TerraChem Data Management System (TDMS), TerraChem Early Warning System (TEWS) and TerraChem dashboard

At present, there is no single location where data on chemicals in terrestrial ecosystems in Europe can be store, analysed and accessed. The NORMAN Database System (NDS), and in particular the biota modules and related data treatment tools developed under the precursor LIFE APEX project (2019-2022), offer a promising location in this respect.

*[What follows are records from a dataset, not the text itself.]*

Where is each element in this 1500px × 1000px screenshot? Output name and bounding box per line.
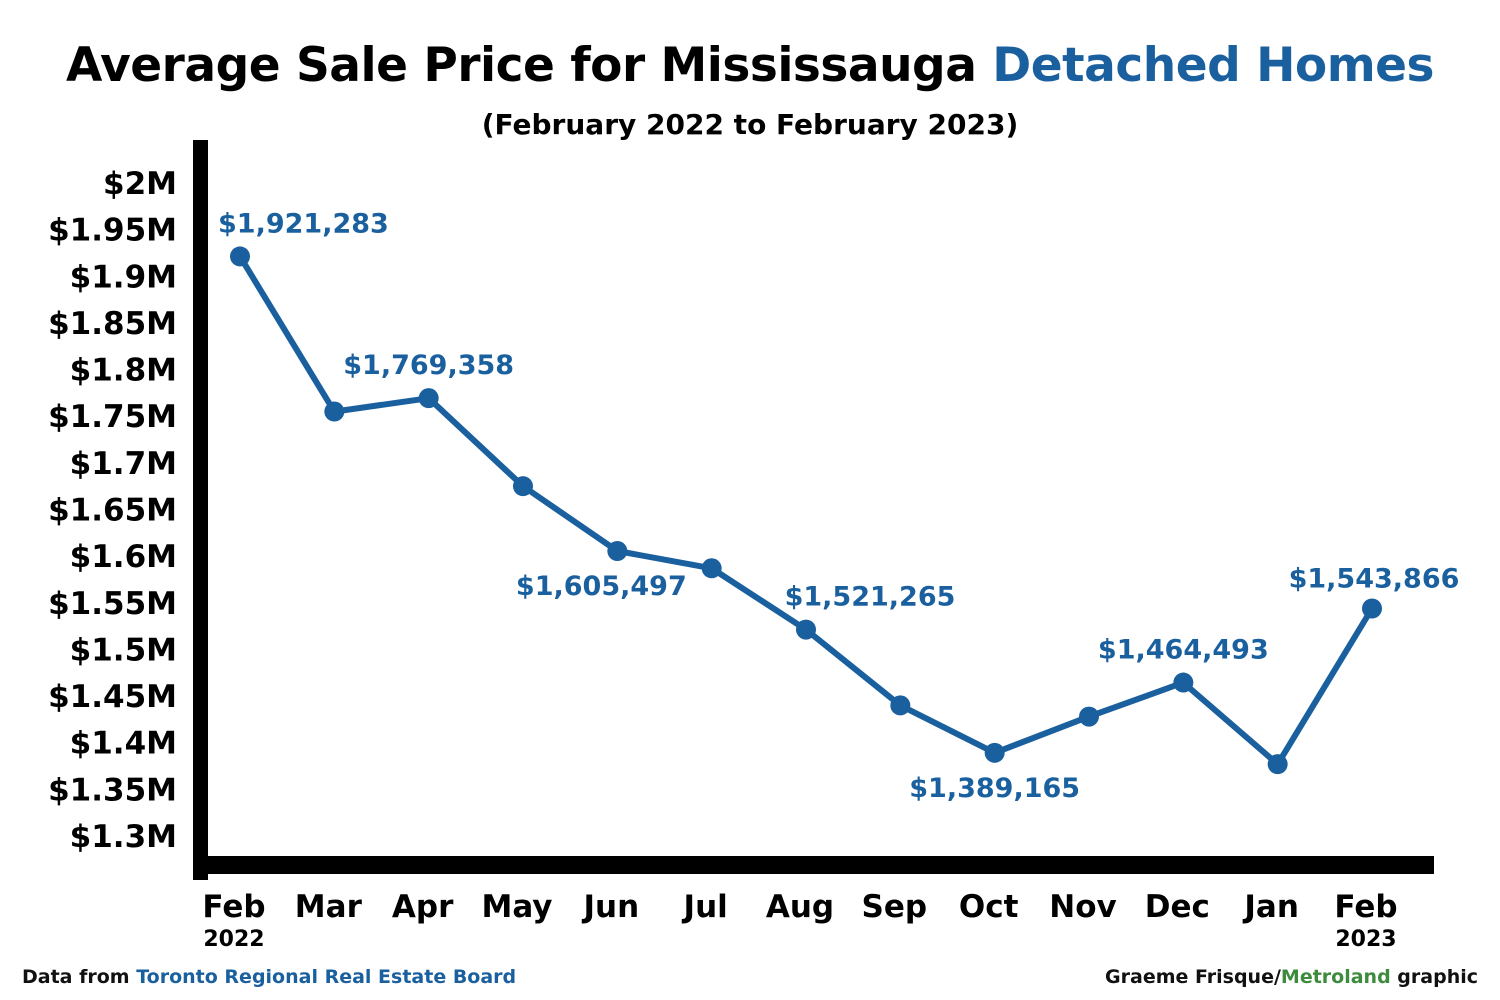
- x-tick-label: Mar: [295, 889, 363, 925]
- data-label: $1,389,165: [909, 773, 1080, 804]
- chart-title-main: Average Sale Price for Mississauga: [65, 38, 977, 93]
- x-tick-label: Jan: [1242, 889, 1299, 925]
- y-tick-label: $1.4M: [70, 726, 177, 762]
- source-prefix: Data from: [22, 966, 130, 988]
- series-points: [230, 246, 1382, 775]
- y-tick-label: $1.8M: [70, 353, 177, 389]
- credit-author: Graeme Frisque/: [1105, 966, 1281, 988]
- data-point: [1362, 598, 1382, 619]
- x-tick-label: Aug: [766, 889, 834, 925]
- data-point: [418, 388, 439, 409]
- data-point: [607, 541, 628, 562]
- y-tick-label: $1.55M: [48, 586, 177, 622]
- source-name: Toronto Regional Real Estate Board: [136, 966, 517, 988]
- graphic-credit: Graeme Frisque/Metroland graphic: [1105, 966, 1478, 988]
- y-tick-label: $1.75M: [48, 399, 177, 435]
- data-label: $1,464,493: [1098, 635, 1269, 666]
- chart-title: Average Sale Price for Mississauga Detac…: [0, 38, 1500, 93]
- credit-suffix: graphic: [1390, 966, 1478, 988]
- data-point: [796, 619, 816, 640]
- data-label: $1,543,866: [1289, 564, 1460, 595]
- series-polyline: [237, 253, 1375, 768]
- x-tick-label: Jun: [581, 889, 639, 925]
- data-source-note: Data from Toronto Regional Real Estate B…: [22, 966, 516, 988]
- x-tick-label: Nov: [1049, 889, 1116, 925]
- x-tick-year-label: 2023: [1335, 927, 1396, 952]
- x-axis-line: [193, 856, 1434, 874]
- x-tick-label: Sep: [862, 889, 928, 925]
- chart-subtitle: (February 2022 to February 2023): [481, 108, 1019, 141]
- y-axis-tick-labels: $2M $1.95M $1.9M $1.85M $1.8M $1.75M $1.7M $1.6…: [48, 166, 177, 855]
- data-label: $1,921,283: [218, 208, 389, 239]
- data-point: [890, 695, 911, 716]
- y-tick-label: $1.3M: [70, 819, 177, 855]
- y-tick-label: $1.6M: [70, 539, 177, 575]
- data-point: [324, 401, 345, 422]
- x-tick-label: Apr: [392, 889, 454, 925]
- y-tick-label: $1.65M: [48, 493, 177, 529]
- y-tick-label: $2M: [103, 166, 177, 202]
- x-tick-label: Jul: [682, 889, 728, 925]
- y-tick-label: $1.85M: [48, 306, 177, 342]
- data-label: $1,521,265: [785, 582, 956, 613]
- x-tick-label: Feb: [1334, 889, 1397, 925]
- data-point: [230, 246, 250, 267]
- data-point: [1079, 706, 1099, 727]
- x-tick-label: May: [481, 889, 552, 925]
- data-labels: $1,921,283 $1,769,358 $1,605,497 $1,521,265…: [218, 208, 1459, 803]
- y-tick-label: $1.95M: [48, 213, 177, 249]
- x-tick-label: Feb: [202, 889, 265, 925]
- y-tick-label: $1.35M: [48, 772, 177, 808]
- data-point: [1173, 672, 1194, 693]
- data-label: $1,605,497: [516, 571, 687, 602]
- data-point: [984, 742, 1005, 763]
- y-tick-label: $1.5M: [70, 632, 177, 668]
- x-tick-label: Dec: [1145, 889, 1210, 925]
- chart-title-accent: Detached Homes: [992, 38, 1435, 93]
- x-tick-year-label: 2022: [203, 927, 264, 952]
- data-point: [513, 476, 533, 497]
- x-tick-label: Oct: [959, 889, 1019, 925]
- credit-brand: Metroland: [1280, 966, 1391, 988]
- data-point: [701, 558, 722, 579]
- y-tick-label: $1.7M: [70, 446, 177, 482]
- y-tick-label: $1.9M: [70, 259, 177, 295]
- data-label: $1,769,358: [343, 350, 514, 381]
- y-tick-label: $1.45M: [48, 679, 177, 715]
- series-line: [237, 253, 1375, 768]
- y-axis-line: [193, 140, 208, 880]
- data-point: [1267, 754, 1288, 775]
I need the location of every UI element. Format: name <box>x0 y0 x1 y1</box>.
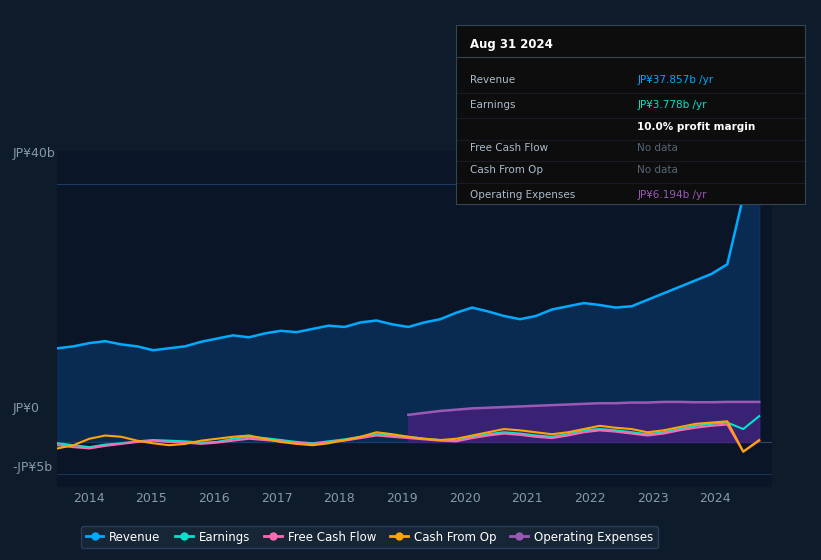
Text: JP¥40b: JP¥40b <box>12 147 55 161</box>
Text: Operating Expenses: Operating Expenses <box>470 190 575 200</box>
Text: Earnings: Earnings <box>470 100 515 110</box>
Text: -JP¥5b: -JP¥5b <box>12 461 53 474</box>
Text: JP¥3.778b /yr: JP¥3.778b /yr <box>637 100 707 110</box>
Text: 10.0% profit margin: 10.0% profit margin <box>637 122 755 132</box>
Text: JP¥0: JP¥0 <box>12 402 39 416</box>
Text: Aug 31 2024: Aug 31 2024 <box>470 38 553 51</box>
Text: JP¥6.194b /yr: JP¥6.194b /yr <box>637 190 707 200</box>
Text: Cash From Op: Cash From Op <box>470 165 543 175</box>
Text: No data: No data <box>637 143 678 153</box>
Text: No data: No data <box>637 165 678 175</box>
Text: Free Cash Flow: Free Cash Flow <box>470 143 548 153</box>
Legend: Revenue, Earnings, Free Cash Flow, Cash From Op, Operating Expenses: Revenue, Earnings, Free Cash Flow, Cash … <box>81 526 658 548</box>
Text: JP¥37.857b /yr: JP¥37.857b /yr <box>637 76 713 85</box>
Text: Revenue: Revenue <box>470 76 515 85</box>
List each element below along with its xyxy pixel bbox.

NDS is already widely used by regulators, industry and academia, already stores several million data points on chemicals in biota as well as on chemicals in abiotic media and is linked to IPCHEM, the European Commission’s data portal on chemicals in the environment.

The TerraChem Data Management System (TDMS) builds on NDS by:

• populating, with primary data from the TerraChem case studies and with relevant secondary data (extracted from literature and related databases), existing NDS modules:
  • Sample Catalogue (data on biota samples used for contaminant analysis)
  • Chemical Occurrence database (data from wide-scope target analysis and conventional target analyses)
• developing additional database modules to accommodate new types of data arising from TerraChem, such as data on effects of chemicals on genetic diversity, functional diversity and ecosystem services
• developing new data interpretation tools, for example, to provide information on routes of exposure (where the databases house data on co-located samples along trophic chains), to provide information on bioaccumulation, biomagnification and trophic transfer, and tools allowing users to run models developed under WP2 using data stored in or uploaded to the databases, including a new TerraChem Early Warning System
• developing a front-end TerraChem Dashboard that gives access to the data and data interpretation tools, and that conveys key findings to end users.